Training Strategy
Training is performed globally, using a random block strategy:
Spatial blocks are randomly sampled across the globe
Enables scalable training on very large climate datasets
Reduces memory footprint while preserving global coverage
Improves generalization across regions
This design allows a single model to learn global dynamics while remaining usable for regional inference.
Random Block Sampling
During each training epoch, \(s\) spatial blocks of size \(144\times360\) are generated, with block centers placed randomly. The longitude of each block is treated as periodic, while the latitude is constrained within valid global boundaries.

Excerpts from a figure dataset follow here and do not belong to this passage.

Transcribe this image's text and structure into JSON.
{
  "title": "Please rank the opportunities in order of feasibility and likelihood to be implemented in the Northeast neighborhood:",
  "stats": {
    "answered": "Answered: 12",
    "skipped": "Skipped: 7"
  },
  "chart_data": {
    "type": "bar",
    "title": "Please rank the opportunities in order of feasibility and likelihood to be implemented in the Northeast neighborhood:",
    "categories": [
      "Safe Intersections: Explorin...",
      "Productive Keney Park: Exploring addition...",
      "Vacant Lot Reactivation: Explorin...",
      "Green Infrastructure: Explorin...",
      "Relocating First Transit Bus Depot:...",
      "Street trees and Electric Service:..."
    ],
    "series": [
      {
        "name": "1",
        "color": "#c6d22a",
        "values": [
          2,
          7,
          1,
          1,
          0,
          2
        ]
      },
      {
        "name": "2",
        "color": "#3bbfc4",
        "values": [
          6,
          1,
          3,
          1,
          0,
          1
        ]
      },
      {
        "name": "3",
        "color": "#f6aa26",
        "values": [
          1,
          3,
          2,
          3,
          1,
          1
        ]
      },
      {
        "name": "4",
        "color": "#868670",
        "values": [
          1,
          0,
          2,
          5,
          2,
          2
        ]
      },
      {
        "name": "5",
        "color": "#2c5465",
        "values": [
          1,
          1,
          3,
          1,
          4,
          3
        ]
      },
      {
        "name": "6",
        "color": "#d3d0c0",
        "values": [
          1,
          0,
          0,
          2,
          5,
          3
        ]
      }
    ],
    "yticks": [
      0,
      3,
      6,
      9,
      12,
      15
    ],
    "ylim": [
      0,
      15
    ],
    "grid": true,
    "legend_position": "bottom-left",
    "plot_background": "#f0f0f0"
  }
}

Example of randomly sampled spatial blocks used during training
Several values for the number of spatial blocks per epoch (\(s=6\), 9, and 12) were evaluated, and using 12 blocks was identified as an effective balance between computational efficiency and spatial diversity.
Coarse-Down-Up Procedure
A coarse-down-up procedure based on bilinear interpolation is used to separate large-scale and fine-scale components:
Coarsen: High-resolution field \(\mathbf{y}^{\mathrm{HR}}\) is reduced to \(16\times32\) resolution
Upscale: Coarse field is scaled back to original resolution, yielding \(\mathbf{y}^{\mathrm{CU}}\)
Residual: Fine-scale information \(\mathbf{R} = \mathbf{y}^{\mathrm{HR}} - \mathbf{y}^{\mathrm{CU}}\) serves as training target
Conditioning Inputs
The model is conditioned on:
Coarse-up fields: Low-resolution approximations
Geographical variables: Latitude, longitude, topography (\(z\)), land-sea mask (LSM)
Temporal information: Cosine-sine representations of day of year and hour of day
Workflow of IPSL-AID’s training process.
Training Schedule
Dataset: ERA5 2015-2019 (train), 2020 (validation), 2021 (test)
Batch size: 80 (optimized for 4× NVIDIA A100 64GB)
Epochs: 100
Optimizer: Adam with learning rate scheduling
Validation: Every epoch on held-out year
Computational Requirements
GPUs: 4× NVIDIA A100 (64 GB each)
Time: ~6 days for full training
Memory: ~200GB GPU memory during training
Storage: Sufficient space for datasets and checkpoints
Hyperparameter Tuning
Key hyperparameters:
Learning rate: Typically \(10^{-4}\) to \(10^{-3}\)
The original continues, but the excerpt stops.